The bill, which is currently waiting to go up before the Senate, passed the state assembly last week with a 78-0 approval. Instead of seeking prosecution for first-time underage offenders, the bill would make it so that these offenders would have to go through an educational program. The fact of the matter is that an educational program will serve these offenders — we even hesitate to call them offenders in the first place — much better than a jail sentence and registered sex offender status would. Teenagers who engage in the practice of sexing aren't exactly doing anything perverse. In fact, they are doing exactly what teenagers generally do. As long as these messages stay private, there is very little harm.

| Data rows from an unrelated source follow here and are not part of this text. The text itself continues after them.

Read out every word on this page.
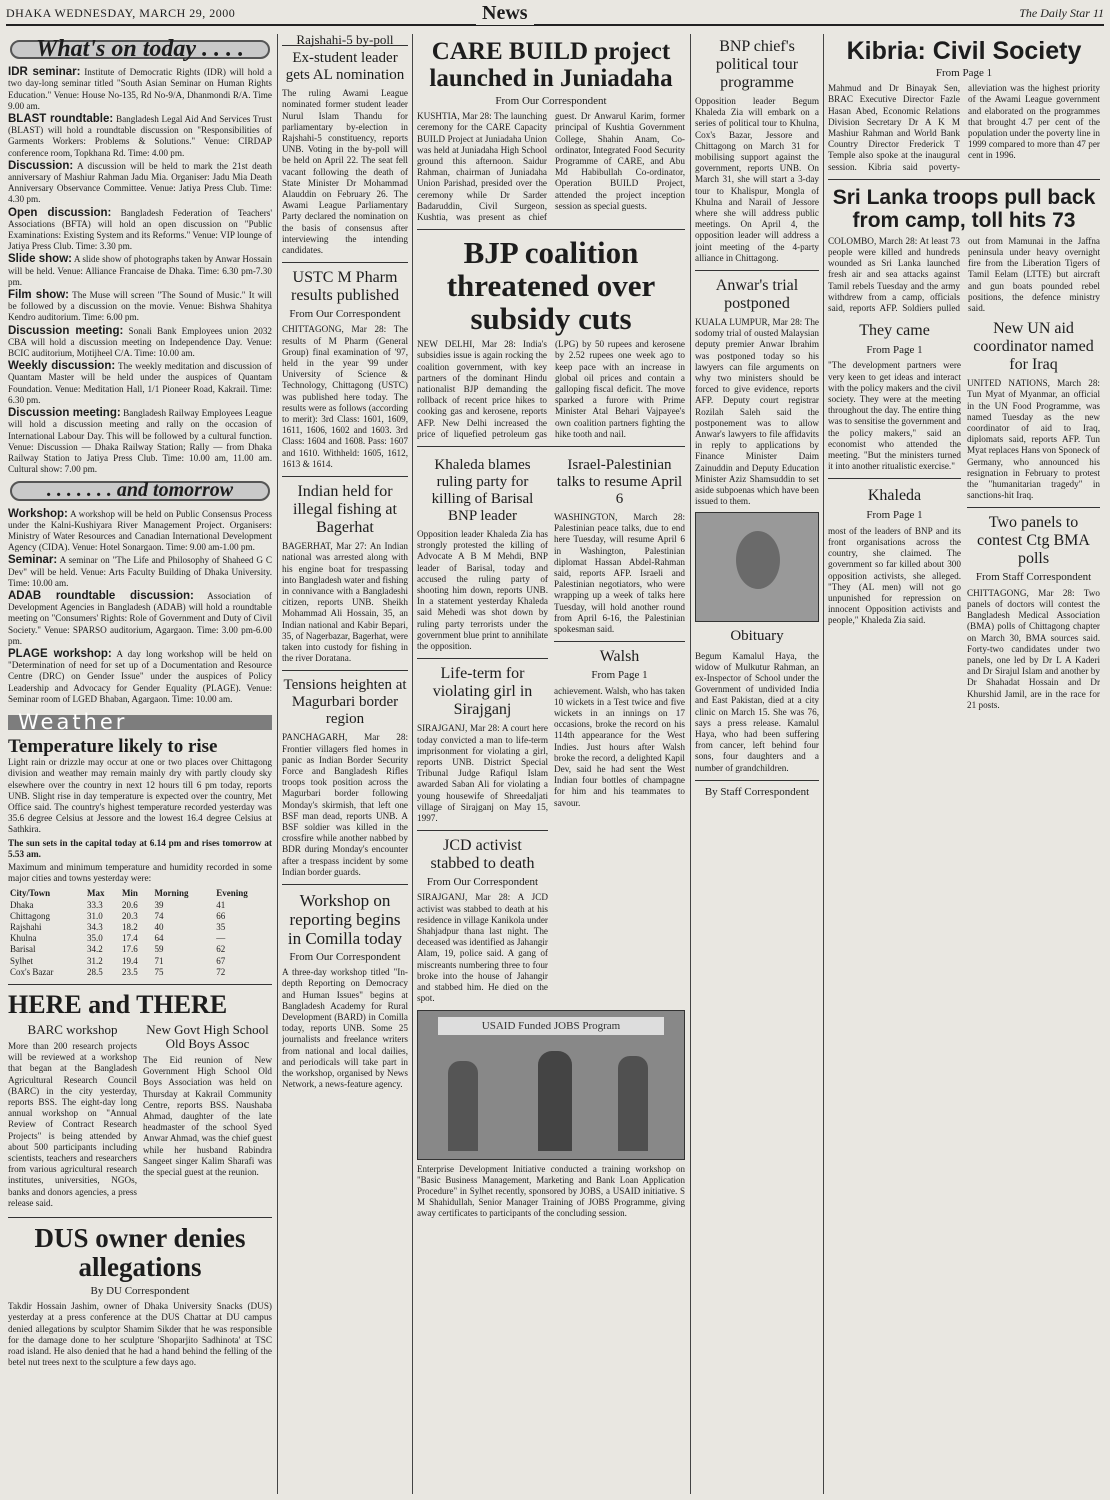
DHAKA WEDNESDAY, MARCH 29, 2000	News	The Daily Star 11
What's on today . . . .

IDR seminar: Institute of Democratic Rights (IDR) will hold a two day-long seminar titled "South Asian Seminar on Human Rights Education." Venue: House No-135, Rd No-9/A, Dhanmondi R/A. Time 9.00 am.

BLAST roundtable: Bangladesh Legal Aid And Services Trust (BLAST) will hold a roundtable discussion on "Responsibilities of Garments Workers: Problems & Solutions." Venue: CIRDAP conference room, Topkhana Rd. Time: 4.00 pm.

Discussion: A discussion will be held to mark the 21st death anniversary of Mashiur Rahman Jadu Mia. Organiser: Jadu Mia Death Anniversary Observance Committee. Venue: Jatiya Press Club. Time: 4.30 pm.

Open discussion: Bangladesh Federation of Teachers' Associations (BFTA) will hold an open discussion on "Public Examinations: Existing System and its Reforms." Venue: VIP lounge of Jatiya Press Club. Time: 3.30 pm.

Slide show: A slide show of photographs taken by Anwar Hossain will be held. Venue: Alliance Francaise de Dhaka. Time: 6.30 pm-7.30 pm.

Film show: The Muse will screen "The Sound of Music." It will be followed by a discussion on the movie. Venue: Bishwa Shahitya Kendro auditorium. Time: 6.00 pm.

Discussion meeting: Sonali Bank Employees union 2032 CBA will hold a discussion meeting on Independence Day. Venue: BCIC auditorium, Motijheel C/A. Time: 10.00 am.

Weekly discussion: The weekly meditation and discussion of Quantam Master will be held under the auspices of Quantam Foundation. Venue: Meditation Hall, 1/1 Pioneer Road, Kakrail. Time: 6.30 pm.

Discussion meeting: Bangladesh Railway Employees League will hold a discussion meeting and rally on the occasion of International Labour Day. This will be followed by a cultural function. Venue: Discussion — Dhaka Railway Station; Rally — from Dhaka Railway Station to Jatiya Press Club. Time: 10.00 am, 11.00 am. Cultural show: 7.00 pm.

. . . . . . . and tomorrow

Workshop: A workshop will be held on Public Consensus Process under the Kalni-Kushiyara River Management Project. Organisers: Ministry of Water Resources and Canadian International Development Agency (CIDA). Venue: Hotel Sonargaon. Time: 9.00 am-1.00 pm.

Seminar: A seminar on "The Life and Philosophy of Shaheed G C Dev" will be held. Venue: Arts Faculty Building of Dhaka University. Time: 10.00 am.

ADAB roundtable discussion: Association of Development Agencies in Bangladesh (ADAB) will hold a roundtable meeting on "Consumers' Rights: Role of Government and Duty of Civil Society." Venue: SPARSO auditorium, Agargaon. Time: 3.00 pm-6.00 pm.

PLAGE workshop: A day long workshop will be held on "Determination of need for set up of a Documentation and Resource Centre (DRC) on Gender Issue" under the auspices of Policy Leadership and Advocacy for Gender Equality (PLAGE). Venue: Seminar room of LGED Bhaban, Agargaon. Time: 10.00 am.

Weather
Temperature likely to rise

Light rain or drizzle may occur at one or two places over Chittagong division and weather may remain mainly dry with partly cloudy sky elsewhere over the country in next 12 hours till 6 pm today, reports UNB. Slight rise in day temperature is expected over the country, Met Office said. The country's highest temperature recorded yesterday was 35.6 degree Celsius at Jessore and the lowest 16.4 degree Celsius at Sathkira.

The sun sets in the capital today at 6.14 pm and rises tomorrow at 5.53 am.

Maximum and minimum temperature and humidity recorded in some major cities and towns yesterday were:

City/Town	Max	Min	Morning	Evening
Dhaka	33.3	20.6	39	41
Chittagong	31.0	20.3	74	66
Rajshahi	34.3	18.2	40	35
Khulna	35.0	17.4	64	—
Barisal	34.2	17.6	59	62
Sylhet	31.2	19.4	71	67
Cox's Bazar	28.5	23.5	75	72
HERE and THERE
BARC workshop

More than 200 research projects will be reviewed at a workshop that began at the Bangladesh Agricultural Research Council (BARC) in the city yesterday, reports BSS. The eight-day long annual workshop on "Annual Review of Contract Research Projects" is being attended by about 500 participants including scientists, teachers and researchers from various agricultural research institutes, universities, NGOs, banks and donors agencies, a press release said.

New Govt High School Old Boys Assoc

The Eid reunion of New Government High School Old Boys Association was held on Thursday at Kakrail Community Centre, reports BSS. Naushaba Ahmad, daughter of the late headmaster of the school Syed Anwar Ahmad, was the chief guest while her husband Rabindra Sangeet singer Kalim Sharafi was the special guest at the reunion.

DUS owner denies allegations
By DU Correspondent

Takdir Hossain Jashim, owner of Dhaka University Snacks (DUS) yesterday at a press conference at the DUS Chattar at DU campus denied allegations by sculptor Shamim Sikder that he was responsible for the damage done to her sculpture 'Shoparjito Sadhinota' at TSC road island. He also denied that he had a hand behind the felling of the betel nut trees next to the sculpture a few days ago.

Rajshahi-5 by-poll
Ex-student leader gets AL nomination

The ruling Awami League nominated former student leader Nurul Islam Thandu for parliamentary by-election in Rajshahi-5 constituency, reports UNB. Voting in the by-poll will be held on April 22. The seat fell vacant following the death of State Minister Dr Mohammad Alauddin on February 26. The Awami League Parliamentary Party declared the nomination on the basis of consensus after interviewing the intending candidates.

USTC M Pharm results published
From Our Correspondent

CHITTAGONG, Mar 28: The results of M Pharm (General Group) final examination of '97, held in the year '99 under University of Science & Technology, Chittagong (USTC) was published here today. The results were as follows (according to merit): 3rd Class: 1601, 1609, 1611, 1606, 1602 and 1603. 3rd Class: 1604 and 1608. Pass: 1607 and 1610. Withheld: 1605, 1612, 1613 & 1614.

Indian held for illegal fishing at Bagerhat

BAGERHAT, Mar 27: An Indian national was arrested along with his engine boat for trespassing into Bangladesh water and fishing in connivance with a Bangladeshi citizen, reports UNB. Sheikh Mohammad Ali Hossain, 35, an Indian national and Kabir Bepari, 35, of Nagerbazar, Bagerhat, were taken into custody for fishing in the river Doratana.

Tensions heighten at Magurbari border region

PANCHAGARH, Mar 28: Frontier villagers fled homes in panic as Indian Border Security Force and Bangladesh Rifles troops took position across the Magurbari border following Monday's skirmish, that left one BSF man dead, reports UNB. A BSF soldier was killed in the crossfire while another nabbed by BDR during Monday's encounter after a trespass incident by some Indian border guards.

Workshop on reporting begins in Comilla today
From Our Correspondent

A three-day workshop titled "In-depth Reporting on Democracy and Human Issues" begins at Bangladesh Academy for Rural Development (BARD) in Comilla today, reports UNB. Some 25 journalists and freelance writers from national and local dailies, and periodicals will take part in the workshop, organised by News Network, a news-feature agency.

CARE BUILD project launched in Juniadaha
From Our Correspondent

KUSHTIA, Mar 28: The launching ceremony for the CARE Capacity BUILD Project at Juniadaha Union was held at Juniadaha High School ground this afternoon. Saidur Rahman, chairman of Juniadaha Union Parishad, presided over the ceremony while Dr Sarder Badaruddin, Civil Surgeon, Kushtia, was present as chief guest. Dr Anwarul Karim, former principal of Kushtia Government College, Shahin Anam, Co-ordinator, Integrated Food Security Programme of CARE, and Abu Md Habibullah Co-ordinator, Operation BUILD Project, attended the project inception session as special guests.

BJP coalition threatened over subsidy cuts

NEW DELHI, Mar 28: India's subsidies issue is again rocking the coalition government, with key partners of the dominant Hindu nationalist BJP demanding the rollback of recent price hikes to cooking gas and kerosene, reports AFP. New Delhi increased the price of liquefied petroleum gas (LPG) by 50 rupees and kerosene by 2.52 rupees one week ago to keep pace with an increase in global oil prices and contain a galloping fiscal deficit. The move sparked a furore with Prime Minister Atal Behari Vajpayee's own coalition partners fighting the hike tooth and nail.

Khaleda blames ruling party for killing of Barisal BNP leader

Opposition leader Khaleda Zia has strongly protested the killing of Advocate A B M Mehdi, BNP leader of Barisal, today and accused the ruling party of shooting him down, reports UNB. In a statement yesterday Khaleda said Mehedi was shot down by ruling party terrorists under the government blue print to annihilate the opposition.

Life-term for violating girl in Sirajganj

SIRAJGANJ, Mar 28: A court here today convicted a man to life-term imprisonment for violating a girl, reports UNB. District Special Tribunal Judge Rafiqul Islam awarded Saban Ali for violating a young housewife of Shreedaljati village of Sirajganj on May 15, 1997.

JCD activist stabbed to death
From Our Correspondent

SIRAJGANJ, Mar 28: A JCD activist was stabbed to death at his residence in village Kanikola under Shahjadpur thana last night. The deceased was identified as Jahangir Alam, 19, police said. A gang of miscreants numbering three to four broke into the house of Jahangir and stabbed him. He died on the spot.

Israel-Palestinian talks to resume April 6

WASHINGTON, March 28: Palestinian peace talks, due to end here Tuesday, will resume April 6 in Washington, Palestinian diplomat Hassan Abdel-Rahman said, reports AFP. Israeli and Palestinian negotiators, who were wrapping up a week of talks here Tuesday, will hold another round from April 6-16, the Palestinian spokesman said.

Walsh
From Page 1

achievement. Walsh, who has taken 10 wickets in a Test twice and five wickets in an innings on 17 occasions, broke the record on his 114th appearance for the West Indies. Just hours after Walsh broke the record, a delighted Kapil Dev, said he had sent the West Indian four bottles of champagne for him and his teammates to savour.

USAID Funded JOBS Program

Enterprise Development Initiative conducted a training workshop on "Basic Business Management, Marketing and Bank Loan Application Procedure" in Sylhet recently, sponsored by JOBS, a USAID initiative. S M Shahidullah, Senior Manager Training of JOBS Programme, giving away certificates to participants of the concluding session.

BNP chief's political tour programme

Opposition leader Begum Khaleda Zia will embark on a series of political tour to Khulna, Cox's Bazar, Jessore and Chittagong on March 31 for mobilising support against the government, reports UNB. On March 31, she will start a 3-day tour to Khalispur, Mongla of Khulna and Narail of Jessore where she will address public meetings. On April 4, the opposition leader will address a joint meeting of the 4-party alliance in Chittagong.

Anwar's trial postponed

KUALA LUMPUR, Mar 28: The sodomy trial of ousted Malaysian deputy premier Anwar Ibrahim was postponed today so his lawyers can file arguments on why two ministers should be forced to give evidence, reports AFP. Deputy court registrar Rozilah Saleh said the postponement was to allow Anwar's lawyers to file affidavits in reply to applications by Finance Minister Daim Zainuddin and Deputy Education Minister Aziz Shamsuddin to set aside subpoenas which have been issued to them.

Obituary

Begum Kamalul Haya, the widow of Mulkutur Rahman, an ex-Inspector of School under the Government of undivided India and East Pakistan, died at a city clinic on March 15. She was 76, says a press release. Kamalul Haya, who had been suffering from cancer, left behind four sons, four daughters and a number of grandchildren.

By Staff Correspondent
Kibria: Civil Society
From Page 1

Mahmud and Dr Binayak Sen, BRAC Executive Director Fazle Hasan Abed, Economic Relations Division Secretary Dr A K M Mashiur Rahman and World Bank Country Director Frederick T Temple also spoke at the inaugural session. Kibria said poverty-alleviation was the highest priority of the Awami League government and elaborated on the programmes that brought 4.7 per cent of the population under the poverty line in 1999 compared to more than 47 per cent in 1996.

Sri Lanka troops pull back from camp, toll hits 73

COLOMBO, March 28: At least 73 people were killed and hundreds wounded as Sri Lanka launched fresh air and sea attacks against Tamil rebels Tuesday and the army withdrew from a camp, officials said, reports AFP. Soldiers pulled out from Mamunai in the Jaffna peninsula under heavy overnight fire from the Liberation Tigers of Tamil Eelam (LTTE) but aircraft and gun boats pounded rebel positions, the defence ministry said.

They came
From Page 1

"The development partners were very keen to get ideas and interact with the policy makers and the civil society. They were at the meeting throughout the day. The entire thing was to sensitise the government and the policy makers," said an economist who attended the meeting. "But the ministers turned it into another ritualistic exercise."

Khaleda
From Page 1

most of the leaders of BNP and its front organisations across the country, she claimed. The government so far killed about 300 opposition activists, she alleged. "They (AL men) will not go unpunished for repression on innocent Opposition activists and people," Khaleda Zia said.

New UN aid coordinator named for Iraq

UNITED NATIONS, March 28: Tun Myat of Myanmar, an official in the UN Food Programme, was named Tuesday as the new coordinator of aid to Iraq, diplomats said, reports AFP. Tun Myat replaces Hans von Sponeck of Germany, who announced his resignation in February to protest the "humanitarian tragedy" in sanctions-hit Iraq.

Two panels to contest Ctg BMA polls
From Staff Correspondent

CHITTAGONG, Mar 28: Two panels of doctors will contest the Bangladesh Medical Association (BMA) polls of Chittagong chapter on March 30, BMA sources said. Forty-two candidates under two panels, one led by Dr L A Kaderi and Dr Sirajul Islam and another by Dr Shahadat Hossain and Dr Khurshid Jamil, are in the race for 21 posts.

The real problem is when the messages are spread around to people they weren't meant for. An educational course would help to alert teenagers to the possible dangers of sexting and encourage them to really think it through before they go ahead and send dirty text messages to anybody.
Without this sort of program, many teenagers end up being treated unfairly by the law. Some of them end up with their lives in shambles, and there's truly no reason that should be the case — unless, of course, the "sext" messages in question were obtained coercively or spread around against the sender's will. Child pornography laws are in place to protect minors, not unfairly make criminals out of them. "Younger generations are ones filled with people more comfortable with their sexuality and that's okay," Lampitt said. We couldn't agree more. It is time to adjust the laws to this up-and-coming generation's practices. People engaging in sexting need to be educated about their actions, not thrown in jail.